Computational biology researchers often need to reconstruct an unobserved phenomenon from available data, such as the unknown evolutionary tree for a set of species, the unknown evolutionary alignment of related protein sequences, or the unseen folded state of an RNA molecule. Finding the reconstruction is usually modeled as an optimization problem, whose optimal solution is intended to correspond to the correct reconstruction. A key ingredient in such a model is the criterion that is being optimized, which is captured by the objective function. This function often has many free parameters, and the choice of values for these parameters critically affects whether the correct reconstruction is actually an optimal solution. This project will build a general software system that solves two complementary problems: (1) parameter inference, which learns optimal values for the parameters of the objective function for classes of inputs, given examples of correct reconstructions; and (2) parameter advising, which recommends good values of the parameters for a specific input. Consider a developer and a user of a software tool that solves a reconstruction problem: parameter inference finds the best default values for the tool developer, while parameter advising finds good specific values for the particular input being run by the tool user.

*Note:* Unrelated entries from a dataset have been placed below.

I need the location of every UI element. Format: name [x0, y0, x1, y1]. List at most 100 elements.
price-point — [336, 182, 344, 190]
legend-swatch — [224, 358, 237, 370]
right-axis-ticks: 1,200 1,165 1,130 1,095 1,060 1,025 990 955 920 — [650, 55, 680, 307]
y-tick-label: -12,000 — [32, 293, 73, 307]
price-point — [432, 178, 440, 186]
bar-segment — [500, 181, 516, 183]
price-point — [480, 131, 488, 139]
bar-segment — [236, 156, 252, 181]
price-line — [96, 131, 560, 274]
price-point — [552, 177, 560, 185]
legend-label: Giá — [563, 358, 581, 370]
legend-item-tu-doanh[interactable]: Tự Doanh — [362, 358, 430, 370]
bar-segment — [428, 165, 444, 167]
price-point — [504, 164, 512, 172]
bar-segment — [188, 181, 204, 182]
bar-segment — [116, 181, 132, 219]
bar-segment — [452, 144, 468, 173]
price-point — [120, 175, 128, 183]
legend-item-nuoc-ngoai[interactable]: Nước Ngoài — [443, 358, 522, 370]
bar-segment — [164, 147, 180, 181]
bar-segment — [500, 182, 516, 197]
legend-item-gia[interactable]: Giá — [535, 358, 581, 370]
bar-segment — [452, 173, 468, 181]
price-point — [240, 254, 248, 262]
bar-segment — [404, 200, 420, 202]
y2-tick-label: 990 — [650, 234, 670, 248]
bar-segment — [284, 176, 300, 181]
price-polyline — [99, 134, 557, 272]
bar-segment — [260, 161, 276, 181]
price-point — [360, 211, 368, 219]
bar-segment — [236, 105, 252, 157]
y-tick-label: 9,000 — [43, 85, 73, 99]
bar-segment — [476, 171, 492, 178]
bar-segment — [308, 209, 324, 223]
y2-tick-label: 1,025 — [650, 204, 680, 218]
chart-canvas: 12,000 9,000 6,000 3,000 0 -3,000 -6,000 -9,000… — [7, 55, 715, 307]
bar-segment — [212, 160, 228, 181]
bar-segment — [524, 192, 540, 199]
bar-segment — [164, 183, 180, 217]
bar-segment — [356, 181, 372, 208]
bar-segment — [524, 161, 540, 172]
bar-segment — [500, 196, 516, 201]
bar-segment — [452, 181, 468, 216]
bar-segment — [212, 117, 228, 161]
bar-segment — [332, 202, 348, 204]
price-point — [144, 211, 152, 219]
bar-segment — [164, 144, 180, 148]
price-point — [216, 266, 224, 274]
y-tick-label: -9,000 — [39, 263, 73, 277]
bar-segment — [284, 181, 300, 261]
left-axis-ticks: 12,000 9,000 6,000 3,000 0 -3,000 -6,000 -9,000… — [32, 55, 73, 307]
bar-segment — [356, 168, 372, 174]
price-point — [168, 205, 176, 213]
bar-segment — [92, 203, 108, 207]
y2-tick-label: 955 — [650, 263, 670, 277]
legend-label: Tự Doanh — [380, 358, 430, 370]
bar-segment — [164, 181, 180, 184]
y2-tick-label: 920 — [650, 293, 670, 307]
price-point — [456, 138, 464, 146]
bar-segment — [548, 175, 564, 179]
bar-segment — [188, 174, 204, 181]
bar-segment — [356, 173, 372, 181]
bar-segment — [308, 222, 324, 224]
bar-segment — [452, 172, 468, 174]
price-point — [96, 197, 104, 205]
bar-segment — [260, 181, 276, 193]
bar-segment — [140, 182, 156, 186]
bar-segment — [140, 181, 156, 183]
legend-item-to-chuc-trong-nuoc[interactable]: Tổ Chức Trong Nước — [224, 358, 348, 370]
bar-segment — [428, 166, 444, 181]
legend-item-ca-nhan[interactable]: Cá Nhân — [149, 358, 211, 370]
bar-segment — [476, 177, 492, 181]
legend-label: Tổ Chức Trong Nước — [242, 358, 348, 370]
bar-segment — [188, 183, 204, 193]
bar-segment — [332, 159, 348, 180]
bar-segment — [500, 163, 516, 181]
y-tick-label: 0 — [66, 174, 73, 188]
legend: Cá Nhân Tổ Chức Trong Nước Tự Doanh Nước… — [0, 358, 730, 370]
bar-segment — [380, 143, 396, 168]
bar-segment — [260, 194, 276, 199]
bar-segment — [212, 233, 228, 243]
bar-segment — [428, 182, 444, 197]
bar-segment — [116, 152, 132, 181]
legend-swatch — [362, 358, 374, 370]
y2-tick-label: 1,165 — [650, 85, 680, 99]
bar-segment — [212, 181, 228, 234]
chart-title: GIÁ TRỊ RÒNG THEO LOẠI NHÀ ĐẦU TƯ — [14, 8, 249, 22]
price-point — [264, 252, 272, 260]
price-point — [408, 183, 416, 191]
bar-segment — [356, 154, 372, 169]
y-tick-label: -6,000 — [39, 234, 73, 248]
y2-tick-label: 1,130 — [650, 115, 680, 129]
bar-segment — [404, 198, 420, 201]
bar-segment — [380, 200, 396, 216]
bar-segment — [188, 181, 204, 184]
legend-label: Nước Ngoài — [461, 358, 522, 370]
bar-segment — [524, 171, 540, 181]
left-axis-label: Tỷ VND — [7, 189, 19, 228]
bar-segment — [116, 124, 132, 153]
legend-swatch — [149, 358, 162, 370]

Parameter inference will be tackled via a recent algorithmic breakthrough in inverse parametric optimization. Given examples of input-output pairs for a reconstruction problem, values for the parameters of the objective function that make each output be an optimal solution for its input can be found in polynomial time, as long as: (a) the objective function is linear in the parameters, and (b) the reconstruction problem is efficiently solvable when parameter values are fixed. Parameter advising will be tackled by: (1) learning a polynomial that combines feature functions into an estimator for the accuracy of a reconstruction, and (2) selecting the parameter value from a set of choices that yields the reconstruction of highest estimated accuracy. An optimal parameter set that maximizes the average true accuracy of the advisor will be found by integer linear programming.
The general software system for parameter inference and advising will be made freely available for researchers as open source through the Internet. Outreach educational activities include conducting a summer workshop for high school biology and mathematics teachers to develop bioinformatics curriculum modules for their classrooms, and mentoring economically disadvantaged and minority undergraduate students through the McNair Scholars program. The tools developed by the project are poised to have very broad impact throughout computer science, not just computational biology, as the most widely-used optimization models, such as shortest paths, minimum spanning trees, maximum matchings, and network flow, all have linear objective functions, to which the parameter inference techniques apply.